= Charles Kochersperger =

Lieutenant Colonel Charles Kochersperger (1826–1867) was a Union Army officer with the 71st Pennsylvania Infantry Volunteers Regiment. He was the unit's second-in-command at the 1863 Battle of Gettysburg and its commander at the 1864 Battle of the Wilderness.

Kochersperger was born in Philadelphia, Pennsylvania, on February 8, 1826, the eldest son of Charles Kochersperger by his wife Jane, McDonnell. He was married there on July 4, 1849, to Sarah Ann Bozorth of the same place.

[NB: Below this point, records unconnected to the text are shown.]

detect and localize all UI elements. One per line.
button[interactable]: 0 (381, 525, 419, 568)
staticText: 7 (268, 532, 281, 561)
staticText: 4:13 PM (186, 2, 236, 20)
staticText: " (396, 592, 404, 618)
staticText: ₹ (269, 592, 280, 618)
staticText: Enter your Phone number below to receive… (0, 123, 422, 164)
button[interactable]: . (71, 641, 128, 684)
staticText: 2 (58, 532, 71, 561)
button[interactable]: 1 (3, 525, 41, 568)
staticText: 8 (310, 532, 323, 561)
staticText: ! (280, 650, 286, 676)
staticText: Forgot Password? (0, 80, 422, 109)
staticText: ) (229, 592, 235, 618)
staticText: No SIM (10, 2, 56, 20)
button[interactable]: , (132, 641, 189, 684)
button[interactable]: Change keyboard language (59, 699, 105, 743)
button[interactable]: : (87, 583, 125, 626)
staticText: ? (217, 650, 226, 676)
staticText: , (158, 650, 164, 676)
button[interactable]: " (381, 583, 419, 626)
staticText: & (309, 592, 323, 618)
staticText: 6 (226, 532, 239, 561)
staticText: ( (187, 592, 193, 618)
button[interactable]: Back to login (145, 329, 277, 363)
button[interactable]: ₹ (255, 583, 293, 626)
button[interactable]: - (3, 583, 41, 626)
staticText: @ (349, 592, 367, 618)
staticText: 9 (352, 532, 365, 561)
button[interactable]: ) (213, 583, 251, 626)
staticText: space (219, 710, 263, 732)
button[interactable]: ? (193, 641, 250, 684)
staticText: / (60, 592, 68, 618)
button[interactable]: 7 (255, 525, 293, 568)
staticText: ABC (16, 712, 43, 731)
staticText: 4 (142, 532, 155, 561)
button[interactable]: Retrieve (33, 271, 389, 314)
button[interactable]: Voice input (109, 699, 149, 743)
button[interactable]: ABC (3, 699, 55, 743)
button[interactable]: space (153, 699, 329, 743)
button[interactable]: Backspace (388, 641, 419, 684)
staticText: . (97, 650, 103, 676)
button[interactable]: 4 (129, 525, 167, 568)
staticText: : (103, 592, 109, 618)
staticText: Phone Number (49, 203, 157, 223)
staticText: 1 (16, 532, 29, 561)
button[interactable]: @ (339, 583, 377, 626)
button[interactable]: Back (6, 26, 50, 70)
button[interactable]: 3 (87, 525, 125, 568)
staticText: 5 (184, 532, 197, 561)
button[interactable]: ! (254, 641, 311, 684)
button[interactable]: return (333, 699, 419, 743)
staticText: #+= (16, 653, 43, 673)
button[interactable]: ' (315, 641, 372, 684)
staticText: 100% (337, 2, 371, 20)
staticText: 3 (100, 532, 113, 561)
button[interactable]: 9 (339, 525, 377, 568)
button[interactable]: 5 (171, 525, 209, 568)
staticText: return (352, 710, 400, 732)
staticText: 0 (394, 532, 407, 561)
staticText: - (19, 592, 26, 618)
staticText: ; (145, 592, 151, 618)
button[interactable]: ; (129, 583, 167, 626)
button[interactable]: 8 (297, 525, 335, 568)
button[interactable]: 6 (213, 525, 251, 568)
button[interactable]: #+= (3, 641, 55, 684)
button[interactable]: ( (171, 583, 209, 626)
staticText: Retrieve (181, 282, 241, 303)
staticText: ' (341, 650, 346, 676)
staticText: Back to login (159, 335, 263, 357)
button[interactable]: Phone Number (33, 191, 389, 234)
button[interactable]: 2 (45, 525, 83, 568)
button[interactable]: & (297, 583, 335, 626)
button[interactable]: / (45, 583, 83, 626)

In 1855, he purchased a private mail delivery company, Blood's Penny Post, which issued its own postage stamps and competed directly with the United States Postal Service. It would eventually be shut down by a Supreme Court of the United States decision.

In 1861, he enlisted with the 71st Pennsylvania Volunteers Regiment. He rose to second-in-command by Gettysburg and full command for the Wilderness, where he was severely wounded. Kochersperger died from the long-term effects of his war wounds in Philadelphia on December 27, 1867, and was buried on Dec. 29 at the city's Odd Fellows Cemetery, now defunct.

His widow survived him by 45 years, dying in Darby, Pennsylvania, on April 14, 1912.